Stark leva les yeux au ciel, semblant fusiller le plafond du regard.

« Non, monsieur Borson, vous n'êtes pas endormi, et oui, je suis un fantôme. Vous pouvez vous pincer autant de fois que cela sera nécessaire, mais j'ai toujours besoin de votre aide.

- Je ne crois pas aux fantômes, rétorqua Loki sèchement. Je ne peux rien pour vous. Vous n'avez qu'à aller voir Erik Selvig, à la comptabilité, qui jure ses grands dieux avoir vu l'ange de la mort en rendant visite à sa mère à l'hôpital la semaine dernière. Je suis sûr qu'il sera ravi de vous fournir son aide.

- Malheureusement, cela ne va pas être possible, répondit Stark. Un fantôme ne peut apparaître qu'à une seule personne après être décédé, et n'a pas vraiment le choix. Certains là-haut se pensent sûrement très drôle, mais si j'avais dû choisir, sachez que je vous aurais préféré mon fils ou ma femme.

- Et pourquoi avez-vous besoin d'aide ? Demanda Loki en baissant les bras.

- Pour mettre mon assassin derrière les barreaux, bien sûr.

- Vous êtes mort pendant un accident de voiture, fit Loki.

- En effet. Mais Obadiah Stane avait pris grand soin de saboter mes freins, quelques heures avant. Bien qu'il ait envoyé quelqu'un faire le sale boulot à sa place. Après tout, il n'aime pas se salir les mains.

- Obadiah Stane ? S'étrangla Loki. Votre meilleur ami ?

- Bon dieu Borson ! Je vous croyais intelligent ! Un homme dans ma position n'entretient pas d'amitié. Encore moins avec des gens comme Obadiah Stane.
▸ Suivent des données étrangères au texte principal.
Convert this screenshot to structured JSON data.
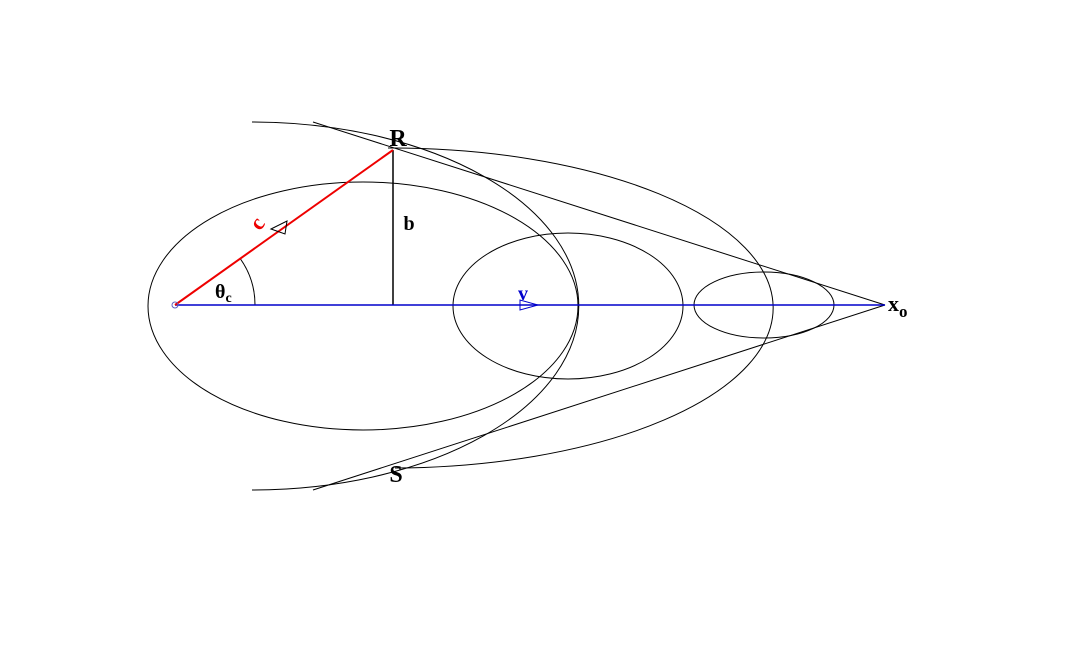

- Il est quand même votre plus ancien associé, contra Loki. Passer autant de temps avec une personne crée des liens non ?

- Certainement, répondit Stark. Mais j'ai toujours eu l'impression qu'Obadiah était … comment dit-on maintenant ? Sociopathe. Ou psychopathe. Enfin, j'ai toujours su qu'il n'était pas normal. Qu'il n'avait pas de sentiments comme tout le monde.
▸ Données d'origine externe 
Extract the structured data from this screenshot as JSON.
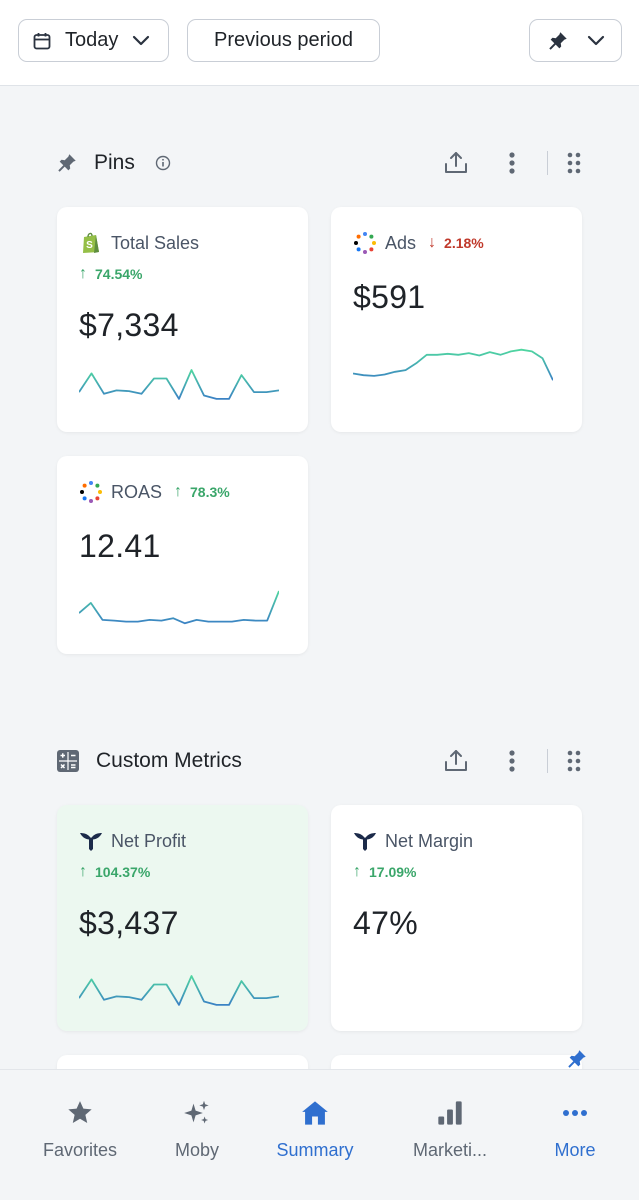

- En attendant, la réponse est toujours non. Il est vingt-trois heure, j'ai toujours pas fini mon récap' de demain, qui m'est tombé dessus, soit dit en passant, à cause de vos conneries …

- Oh ! Un peu de respect jeune homme ! S'exclama Stark. Je suis votre patron !

- En fait non. Plus depuis quelques heures déjà, rétorqua Loki avec un sourire mauvais. Vous êtes mort. »

Loki s'assit d'autorité dans son fauteuil, prit son grand mug de café, et s'attela à la tâche. Il s'attendait à ce que Stark le coupe à nouveau, pour lui parler de son assassinat, ou d'autres choses, le supplier, le convaincre par d'autres moyens. Mais non. Le fantôme resta dans un coin de la pièce, derrière son dos, et après de longues minutes, Loki parvint à l'oublier.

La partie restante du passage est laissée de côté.